Apple is mismanaging security, and its quality assurance and attention to detail have gone to hell. Apple followed up the worst security botch ever—not securing the root account on High Sierra for 73 days—with what may be the second worst security botch ever. Namely, Apple didn’t correct the widely accepted misunderstanding that its AirPort routers were not afflicted with the KRACK Wi-Fi exploit. Some might call that a lie of omission. And oh yea, and it took them 57 days to fix it.
Worst Security Botch Ever: TLDR No Root Password
In what could only be described as the worst security blunder in the history of commercial computing, Apple released macOS High Sierra on September 25, 2017. Unknown to users, included in that operating system was that no password was required to gain super user root access. This might be likened to leaving your front door open with a sign that says “Please, please rob me.”
If that were not bad enough, the we-dont-need-no-steenkin-root-password episode was followed by an update that patched that blunder on November 29, 2017. That was followed by another update, 10.13.1, on December 4, 2017, that undid the fix. That was followed by a “WTF is the state of my machine” week of no clarity. And then that was followed, finally, with a 10.13.2 update on December 6, 2017 fixing the mess.
In other words, Apple shipped an operating system where the root account was insecure for 73 days. And from the time the vulnerability was announced, Apple bumbled for a full week before managing to close the vulnerability.
They Keystone Cops of Cupertino have decided to make it clear to the world, that in comparison, Microsoft—even in its hey day—were a bunch of rank amateurs in blundering security. To prove Apple’s, now, undisputed status, I present you with the Apple KRACK debacle
Second Worst Security Botch Ever? The Apple KRACK Debacle
In October, Wi-Fi experienced the uncovering of, perhaps, its greatest ever security vulnerability with the KRACK exploit. A few router manufacturers came out with patches on day 1, while most vendors provided clear announcements that they would supply patches in short order.

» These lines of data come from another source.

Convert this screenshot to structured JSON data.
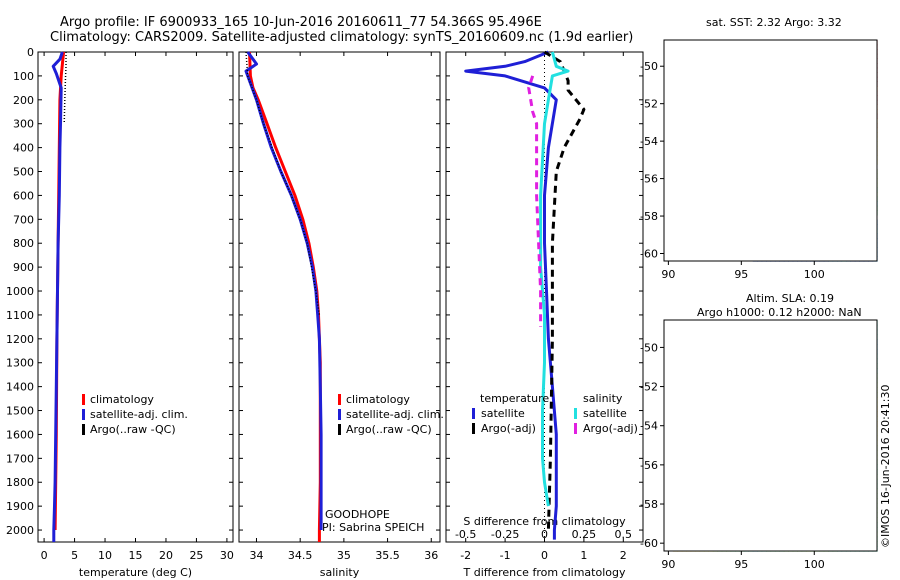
{
  "header": {
    "line1": "Argo profile: IF 6900933_165 10-Jun-2016 20160611_77 54.366S 95.496E",
    "line2": "Climatology: CARS2009. Satellite-adjusted climatology: synTS_20160609.nc (1.9d earlier)"
  },
  "right_titles": {
    "sst": "sat. SST: 2.32 Argo: 3.32",
    "sla1": "Altim. SLA: 0.19",
    "sla2": "Argo h1000: 0.12 h2000: NaN"
  },
  "colors": {
    "red": "#ff0000",
    "blue": "#1f1fd6",
    "black": "#000000",
    "cyan": "#22e0e0",
    "magenta": "#e020e0"
  },
  "notes": {
    "goodhope": "GOODHOPE",
    "pi": "PI: Sabrina SPEICH",
    "imos": "©IMOS 16-Jun-2016 20:41:30"
  },
  "legends": {
    "temp": [
      "climatology",
      "satellite-adj. clim.",
      "Argo(..raw -QC)"
    ],
    "sal": [
      "climatology",
      "satellite-adj. clim.",
      "Argo(..raw -QC)"
    ],
    "diff_t_title": "temperature",
    "diff_s_title": "salinity",
    "diff_t": [
      "satellite",
      "Argo(-adj)"
    ],
    "diff_s": [
      "satellite",
      "Argo(-adj)"
    ]
  },
  "chart_data": [
    {
      "type": "line",
      "xlabel": "temperature (deg C)",
      "xlim": [
        -1,
        31
      ],
      "xticks": [
        0,
        5,
        10,
        15,
        20,
        25,
        30
      ],
      "ylim": [
        0,
        2050
      ],
      "yticks": [
        0,
        100,
        200,
        300,
        400,
        500,
        600,
        700,
        800,
        900,
        1000,
        1100,
        1200,
        1300,
        1400,
        1500,
        1600,
        1700,
        1800,
        1900,
        2000
      ],
      "series": [
        {
          "name": "climatology",
          "color": "red",
          "x": [
            3.2,
            3.0,
            2.8,
            2.6,
            2.5,
            2.4,
            2.3,
            2.2,
            2.1,
            2.05,
            2.0,
            1.9,
            1.8
          ],
          "y": [
            0,
            50,
            100,
            200,
            400,
            600,
            800,
            1000,
            1200,
            1400,
            1600,
            1800,
            2000
          ]
        },
        {
          "name": "satellite-adj. clim.",
          "color": "blue",
          "x": [
            3.0,
            2.6,
            1.5,
            2.0,
            2.8,
            2.7,
            2.6,
            2.5,
            2.3,
            2.2,
            2.1,
            2.0,
            1.9,
            1.8,
            1.7,
            1.6,
            1.6
          ],
          "y": [
            0,
            30,
            60,
            90,
            150,
            300,
            400,
            600,
            800,
            1000,
            1200,
            1400,
            1600,
            1800,
            1900,
            2000,
            2050
          ]
        },
        {
          "name": "Argo(..raw -QC)",
          "color": "black",
          "dotted": true,
          "x": [
            3.6,
            3.6,
            3.5,
            3.4,
            3.3
          ],
          "y": [
            0,
            60,
            120,
            200,
            300
          ]
        }
      ]
    },
    {
      "type": "line",
      "xlabel": "salinity",
      "xlim": [
        33.8,
        36.1
      ],
      "xticks": [
        34,
        34.5,
        35,
        35.5,
        36
      ],
      "ylim": [
        0,
        2050
      ],
      "series": [
        {
          "name": "climatology",
          "color": "red",
          "x": [
            33.92,
            33.93,
            33.96,
            34.02,
            34.12,
            34.22,
            34.33,
            34.44,
            34.53,
            34.6,
            34.65,
            34.69,
            34.71,
            34.72,
            34.73,
            34.73,
            34.73,
            34.73,
            34.72,
            34.72
          ],
          "y": [
            0,
            100,
            150,
            200,
            300,
            400,
            500,
            600,
            700,
            800,
            900,
            1000,
            1100,
            1200,
            1300,
            1400,
            1600,
            1800,
            2000,
            2050
          ]
        },
        {
          "name": "satellite-adj. clim.",
          "color": "blue",
          "x": [
            33.9,
            34.0,
            33.88,
            33.92,
            34.0,
            34.08,
            34.17,
            34.28,
            34.4,
            34.5,
            34.58,
            34.64,
            34.68,
            34.7,
            34.72,
            34.73,
            34.74,
            34.74,
            34.74
          ],
          "y": [
            0,
            50,
            80,
            120,
            200,
            300,
            400,
            500,
            600,
            700,
            800,
            900,
            1000,
            1100,
            1200,
            1400,
            1600,
            1800,
            2000
          ]
        },
        {
          "name": "Argo(..raw -QC)",
          "color": "black",
          "dotted": true,
          "x": [
            33.88,
            33.9,
            33.95,
            34.0,
            34.08,
            34.18,
            34.28,
            34.4,
            34.5,
            34.58,
            34.63,
            34.68,
            34.72
          ],
          "y": [
            0,
            100,
            150,
            200,
            300,
            400,
            500,
            600,
            700,
            800,
            900,
            1000,
            1100
          ]
        }
      ]
    },
    {
      "type": "line",
      "xlabel": "T difference from climatology",
      "xlim": [
        -2.5,
        2.5
      ],
      "xticks": [
        -2,
        -1,
        0,
        1,
        2
      ],
      "top_label": "S difference from climatology",
      "top_ticks": [
        "-0.5",
        "-0.25",
        "0",
        "0.25",
        "0.5"
      ],
      "top_tick_x": [
        -2,
        -1,
        0,
        1,
        2
      ],
      "ylim": [
        0,
        2050
      ],
      "series": [
        {
          "name": "temperature satellite",
          "color": "blue",
          "x": [
            0.1,
            -0.5,
            -1.0,
            -2.0,
            -1.0,
            0.0,
            0.3,
            0.1,
            0.0,
            0.0,
            0.05,
            0.1,
            0.2,
            0.3,
            0.3,
            0.3,
            0.25,
            0.25
          ],
          "y": [
            0,
            40,
            60,
            80,
            100,
            150,
            200,
            400,
            600,
            800,
            1000,
            1200,
            1400,
            1600,
            1800,
            1900,
            2000,
            2040
          ]
        },
        {
          "name": "temperature Argo(-adj)",
          "color": "black",
          "dashed": true,
          "x": [
            0.0,
            0.4,
            0.5,
            0.6,
            0.6,
            1.0,
            0.9,
            0.5,
            0.3,
            0.2,
            0.2,
            0.15,
            0.1
          ],
          "y": [
            0,
            40,
            80,
            120,
            160,
            240,
            280,
            400,
            500,
            800,
            1200,
            1700,
            2000
          ]
        },
        {
          "name": "salinity satellite",
          "color": "cyan",
          "x": [
            0.2,
            0.3,
            0.6,
            0.2,
            0.1,
            0.0,
            -0.1,
            -0.1,
            0.0,
            0.0,
            -0.05,
            -0.05,
            0.0,
            0.1
          ],
          "y": [
            0,
            60,
            80,
            100,
            200,
            300,
            600,
            900,
            1100,
            1300,
            1500,
            1700,
            1800,
            1900
          ]
        },
        {
          "name": "salinity Argo(-adj)",
          "color": "magenta",
          "dashed": true,
          "x": [
            -0.3,
            -0.4,
            -0.3,
            -0.2,
            -0.2,
            -0.1,
            -0.1
          ],
          "y": [
            100,
            150,
            250,
            300,
            600,
            1000,
            1150
          ]
        }
      ]
    }
  ],
  "maps": {
    "sst": {
      "yticks": [
        -50,
        -52,
        -54,
        -56,
        -58,
        -60
      ],
      "xticks": [
        90,
        95,
        100
      ]
    },
    "sla": {
      "yticks": [
        -50,
        -52,
        -54,
        -56,
        -58,
        -60
      ],
      "xticks": [
        90,
        95,
        100
      ]
    }
  }
}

Apple provided information to iMore, who reported that Apple routers were not vulnerable to the KRACK exploit. In short, Apple’s position regarding its routers seemed to be: “we-dont-need-no-steenkin-patches.” Now, 2 months later, Apple released a patch for the KRACK exploit after allowing the world to believe its routers weren’t vulnerable to KRACK.
We really need to take a pause here—a moment of silence if you will—where you, dear reader, can imagine a dripping scatological screed of deep guttural derision and exasperation. ARE YOU KIDDING ME! YOU CANNOT BE SERIOUS! How could Apple let users believe their routers were invulnerable to such a serious exploit for so long?
So here are a few possibilities of how this might have happened:
- Apple’s routers were indeed invulnerable, but it still released a patch for the KRACK vulnerability, which doesn’t make much sense.
- Apple believed that its client devices might not be vulnerable, and as such, it didn’t matter that its router was vulnerable. That doesn’t excuse not informing users of a vulnerability that would still affect non-Apple client devices (e.g., your Android devices, Internet of Things, PCs, Xboxes, etc.) working through the un-patched Apple routers.
- Apple allowed this misrepresentation of its routers’ invulnerability to KRACK to persist knowing otherwise.
- Apple was so grossly incompetent as to not realize their routers were vulnerable.
Regardless of which above theory you subscribe to, it does not speak well of how Apple handled this.
Apple Needs To Get Serious About Quality Assurance & Security
What’s sad is the above is not the extent of all Apple’s recent security/bug snafus. Many of these lapses simply evince a profound lack of caring. Apple needs to get super serious about quality assurance and security, and quick. The company should consider creating something like a ‘Senior VP of Quality Assurance and Security’ role. And it must get someone who really knows the field to add much needed attention to detail and quality control. It is clearly and sorely needed without Steve Jobs’s exacting eye.
Right now, the best way to describe Apple security is “total $%*@ show.” With regard to the Airport KRACK vulnerability, at best, it’s a disaster of miscommunication. At worst, it’s blithe incompetence.